When Seconds Count, Eby’s B.C. Has 911 Workers at the Breaking Point.
B.C.’s emergency call-takers have issued 72-hour strike notice. The public should not have to learn about 911 staffing stress at the edge of a labour deadline.
iVoteNDP editorial cartoon, June 6, 2026.
B.C. cannot run public safety on burnout, delayed bargaining and last-minute crisis management.
When British Columbians dial 911, the first voice they hear is not a cabinet minister at a podium. It is an emergency communications worker trying to keep panic, information and response moving in real time. Those workers are now warning that the system is at a breaking point.
CityNews reported on June 5 that CUPE 8911, representing more than 700 emergency communications professionals, has issued 72-hour strike notice after months of bargaining with E-Comm 9-1-1 failed to produce an agreement. The union says bargaining began in November and the parties have spent more than 20 days in meetings.
The issues named in the report are not decorative contract demands. They are fair wages, safe staffing levels, and improved health and wellness supports. Those are basic operating conditions for the people who answer emergency calls, dispatch help and absorb some of the worst moments in other people’s lives.
CUPE 8911 members had already delivered a 95 per cent strike mandate. The union says it will be in a legal strike position at 3:29 p.m. on June 8. CityNews also reported that an Essential Service Order is in place, meaning there are required service levels during any legal job action. That point matters: nobody should exaggerate this into a claim that 911 service simply vanishes.
But the existence of an essential-services order does not make the problem acceptable. It means the system is so critical that government cannot afford to let it fail. That is exactly why the NDP should be under pressure for allowing emergency communications bargaining to reach this stage.

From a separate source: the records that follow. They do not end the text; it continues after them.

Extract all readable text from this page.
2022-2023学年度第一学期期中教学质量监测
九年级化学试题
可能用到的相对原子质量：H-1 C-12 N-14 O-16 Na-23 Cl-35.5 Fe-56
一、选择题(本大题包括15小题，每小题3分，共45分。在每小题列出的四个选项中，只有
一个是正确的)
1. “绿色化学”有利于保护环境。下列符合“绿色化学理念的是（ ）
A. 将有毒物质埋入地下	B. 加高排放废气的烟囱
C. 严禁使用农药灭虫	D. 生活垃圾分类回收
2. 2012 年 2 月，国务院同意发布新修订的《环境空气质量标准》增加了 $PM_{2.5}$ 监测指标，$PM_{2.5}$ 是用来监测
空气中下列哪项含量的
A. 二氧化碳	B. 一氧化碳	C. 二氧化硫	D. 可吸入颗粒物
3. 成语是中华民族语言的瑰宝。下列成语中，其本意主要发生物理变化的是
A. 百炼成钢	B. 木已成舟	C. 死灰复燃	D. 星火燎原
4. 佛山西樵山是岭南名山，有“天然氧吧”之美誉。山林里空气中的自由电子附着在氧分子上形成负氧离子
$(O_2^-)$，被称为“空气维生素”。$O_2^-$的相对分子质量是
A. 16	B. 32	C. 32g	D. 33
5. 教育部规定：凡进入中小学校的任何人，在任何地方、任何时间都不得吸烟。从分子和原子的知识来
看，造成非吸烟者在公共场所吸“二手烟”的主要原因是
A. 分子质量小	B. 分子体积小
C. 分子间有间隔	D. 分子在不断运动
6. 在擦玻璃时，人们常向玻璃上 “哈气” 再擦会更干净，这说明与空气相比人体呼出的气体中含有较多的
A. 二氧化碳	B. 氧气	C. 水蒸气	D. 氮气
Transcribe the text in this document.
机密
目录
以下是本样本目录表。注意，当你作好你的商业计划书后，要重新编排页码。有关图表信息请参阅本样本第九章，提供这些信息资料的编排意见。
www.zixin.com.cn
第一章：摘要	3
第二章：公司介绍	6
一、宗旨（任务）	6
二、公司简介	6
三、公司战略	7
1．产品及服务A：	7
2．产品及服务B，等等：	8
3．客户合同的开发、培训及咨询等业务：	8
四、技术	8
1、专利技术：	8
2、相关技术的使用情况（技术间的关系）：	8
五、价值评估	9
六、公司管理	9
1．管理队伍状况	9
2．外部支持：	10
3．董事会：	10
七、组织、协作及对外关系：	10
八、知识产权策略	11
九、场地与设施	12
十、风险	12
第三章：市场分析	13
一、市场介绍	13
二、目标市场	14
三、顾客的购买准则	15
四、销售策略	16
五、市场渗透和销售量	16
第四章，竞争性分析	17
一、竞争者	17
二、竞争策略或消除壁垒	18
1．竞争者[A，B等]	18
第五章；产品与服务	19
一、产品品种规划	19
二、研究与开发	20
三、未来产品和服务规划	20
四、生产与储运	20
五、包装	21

The union is asking Labour Minister Jennifer Whiteside to appoint a special mediator. That is a union request, not an independent finding. Still, the public deserves to know why outside help is being sought only after negotiations reached impasse, and why staffing and wellness warnings in a 911 system were not treated as a government-level emergency sooner.
The timing is also impossible to ignore. The union pointed to wildfire season, potential extreme weather and increased summer demand as B.C. enters one of the busiest periods for emergency communications. After years of NDP promises about public safety, resilience and frontline workers, this is the kind of basic service-delivery file that should never drift into brinkmanship.
Premier David Eby’s government will likely say bargaining belongs at the table. Fine. But accountability belongs with government. If the province can find urgency for press conferences, announcements and political messaging, it can find urgency for the people who answer when seconds count.
British Columbians do not need spin about how much the NDP values frontline workers. They need a stable 911 system, safe staffing, honest timelines and a government that stops waiting for essential services to hit the wall before acting.